(May 18, 2024 at 11:15 am)The Grand Nudger Wrote: There we go, it doesn't matter at all. It's not on the basis of your belief in christ that you think a christian life is a good one. You'd live the way you live even if there were no christ. I get that, I'd live the way I live even if there were.
You can extend that observation to alot of things. People would die for christ, even if there were no christ. You probably don't extend this inference to, say, islam. Why do you think they would "die for a lie"?
At any rate, the stories of roman persecution are largely fabrication written by later chistians to justify a pogrom that they were engaged in. In mere reality, rome was a truly multicultural society - and christianity was invited into the fold even as it damned and denigrated the people and culture it sought to replace. Think about that for a minute. It wasn't until christians inserted themselves into the squabbles of the roman nobility and who should be king that they managed to get themselves afoul of the competing families. It all ended well though, as above, when they captured the state through said families they executed any dissenters.

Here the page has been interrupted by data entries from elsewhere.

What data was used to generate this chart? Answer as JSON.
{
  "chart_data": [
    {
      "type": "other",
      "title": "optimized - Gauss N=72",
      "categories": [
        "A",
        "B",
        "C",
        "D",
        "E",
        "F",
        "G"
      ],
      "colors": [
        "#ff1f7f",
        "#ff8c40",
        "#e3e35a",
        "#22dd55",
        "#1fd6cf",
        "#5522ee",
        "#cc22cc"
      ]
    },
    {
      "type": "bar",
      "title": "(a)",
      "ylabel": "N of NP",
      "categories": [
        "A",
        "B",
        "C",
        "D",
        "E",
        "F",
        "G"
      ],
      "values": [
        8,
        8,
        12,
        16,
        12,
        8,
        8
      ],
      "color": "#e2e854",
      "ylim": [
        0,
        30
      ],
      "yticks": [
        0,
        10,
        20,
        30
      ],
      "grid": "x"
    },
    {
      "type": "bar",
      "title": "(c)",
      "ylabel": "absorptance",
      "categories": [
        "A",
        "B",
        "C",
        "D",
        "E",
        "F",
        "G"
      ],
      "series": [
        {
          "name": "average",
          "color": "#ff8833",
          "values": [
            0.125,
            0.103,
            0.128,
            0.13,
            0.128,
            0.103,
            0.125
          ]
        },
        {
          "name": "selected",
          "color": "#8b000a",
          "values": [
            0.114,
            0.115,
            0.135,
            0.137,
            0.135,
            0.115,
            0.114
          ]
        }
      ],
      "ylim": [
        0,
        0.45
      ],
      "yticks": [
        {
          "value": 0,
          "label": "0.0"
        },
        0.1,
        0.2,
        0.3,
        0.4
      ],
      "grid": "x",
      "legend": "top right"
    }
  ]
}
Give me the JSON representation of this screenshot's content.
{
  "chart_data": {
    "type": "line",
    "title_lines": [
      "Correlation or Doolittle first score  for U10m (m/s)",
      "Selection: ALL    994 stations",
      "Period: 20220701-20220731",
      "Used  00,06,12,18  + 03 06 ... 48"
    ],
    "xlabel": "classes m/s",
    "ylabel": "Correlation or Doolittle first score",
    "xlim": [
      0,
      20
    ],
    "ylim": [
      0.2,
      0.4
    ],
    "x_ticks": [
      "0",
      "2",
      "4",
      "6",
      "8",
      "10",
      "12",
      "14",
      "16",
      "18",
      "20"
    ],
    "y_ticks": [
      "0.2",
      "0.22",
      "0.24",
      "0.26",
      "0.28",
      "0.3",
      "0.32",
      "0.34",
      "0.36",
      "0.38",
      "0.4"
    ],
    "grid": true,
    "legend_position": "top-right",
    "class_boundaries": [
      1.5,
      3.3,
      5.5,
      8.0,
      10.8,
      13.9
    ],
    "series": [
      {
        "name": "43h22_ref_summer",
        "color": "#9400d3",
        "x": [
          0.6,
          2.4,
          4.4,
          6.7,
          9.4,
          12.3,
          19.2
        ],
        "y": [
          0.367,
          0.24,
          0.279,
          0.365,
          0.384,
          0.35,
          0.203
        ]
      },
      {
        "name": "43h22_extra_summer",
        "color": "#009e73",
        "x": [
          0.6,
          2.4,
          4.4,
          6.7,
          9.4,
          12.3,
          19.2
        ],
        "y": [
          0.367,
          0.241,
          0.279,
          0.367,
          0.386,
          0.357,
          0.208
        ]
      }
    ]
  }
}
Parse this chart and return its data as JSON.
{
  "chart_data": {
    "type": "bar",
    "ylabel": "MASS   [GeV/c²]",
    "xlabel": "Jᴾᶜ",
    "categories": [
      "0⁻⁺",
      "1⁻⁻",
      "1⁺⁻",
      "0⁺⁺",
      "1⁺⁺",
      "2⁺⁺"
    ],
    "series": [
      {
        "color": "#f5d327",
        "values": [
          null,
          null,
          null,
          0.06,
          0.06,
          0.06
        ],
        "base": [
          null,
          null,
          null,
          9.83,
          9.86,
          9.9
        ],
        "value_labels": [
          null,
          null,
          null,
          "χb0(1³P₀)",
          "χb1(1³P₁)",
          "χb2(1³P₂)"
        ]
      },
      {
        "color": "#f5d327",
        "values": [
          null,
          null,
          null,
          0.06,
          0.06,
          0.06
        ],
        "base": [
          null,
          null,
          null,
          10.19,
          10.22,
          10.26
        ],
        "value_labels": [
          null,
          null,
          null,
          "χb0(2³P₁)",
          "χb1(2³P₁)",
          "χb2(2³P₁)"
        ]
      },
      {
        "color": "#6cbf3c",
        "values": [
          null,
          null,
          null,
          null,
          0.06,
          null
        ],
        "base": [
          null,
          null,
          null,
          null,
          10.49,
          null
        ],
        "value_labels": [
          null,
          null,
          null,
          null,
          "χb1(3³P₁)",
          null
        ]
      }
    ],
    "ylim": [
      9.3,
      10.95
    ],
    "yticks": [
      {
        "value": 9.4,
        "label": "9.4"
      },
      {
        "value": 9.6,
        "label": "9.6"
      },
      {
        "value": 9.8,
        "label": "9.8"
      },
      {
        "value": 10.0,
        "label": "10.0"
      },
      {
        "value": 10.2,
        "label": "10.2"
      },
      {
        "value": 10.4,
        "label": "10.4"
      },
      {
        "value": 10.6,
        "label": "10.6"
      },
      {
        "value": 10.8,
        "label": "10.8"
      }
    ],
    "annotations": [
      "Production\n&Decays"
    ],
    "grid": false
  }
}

Odin hung himself on the world tree pierced with a spear in order to gain the secrets of magic - and all of the norse gods die in the end fighting side by side with us. Sedanta got whacked protecting one damned cow. Prometheus got the business for helping out out with fire. Quetzalcoatl threw himself into the sun for us - that's what all the human sacrifice was about, trying to match his sacrifice and keep the world from ending. Our gods and heroes tend to be helpers. IDK if a lincoln cult would work...but it would have much better evidence than the jesus cult...and people do believe alot of strange things so why not. Christianity was a small handful of lonely and imaginative people once, too.
Ultimately, though, none of this matters to the historical jesus, who performed no miracles and did die. The god in the flesh who rose from the dead isn't history - it's religion.
The point I was making is that Jesus' crucifixion should've been the end of his ministry. Even the disciples themselves were discouraged by it. They returned to their day jobs because from every angle it appeared as though their messiah was a fraud. That's how most people of that time would've interpreted Jesus' death. Gods don't bleed, how could someone who claimed to be the son of God be overcome by his enemies? If Jesus really was crucified then not only would the disciples have given up on him, so would everyone else. He would've gone down in history as a false messiah.
The reason why Muslims sacrifice their own lives for Allah is because their beliefs are sincere.
The fact that most of the early apostles proved that they were willing to die for their faith does add something to the veracity of their claims. Will people die for something that they know to be a lie? Some of these apostles claimed to have traveled with Christ and watched him as he performed miracles. And for some reason all of these witnesses, when isolated, when facing certain death; were still willing to testify to the end that Jesus is the Truth. Even if denying him meant saving their own skin. How many other religions can say that about their earliest proponents?
Of course you are always free to say, "but that doesn't mean that its true." With regards to ancient history you will always have that luxury. All I'm pointing out is that there is plenty of good evidence to support the message of the Gospel.
You claim that Jesus did not rise again, what do you base that on?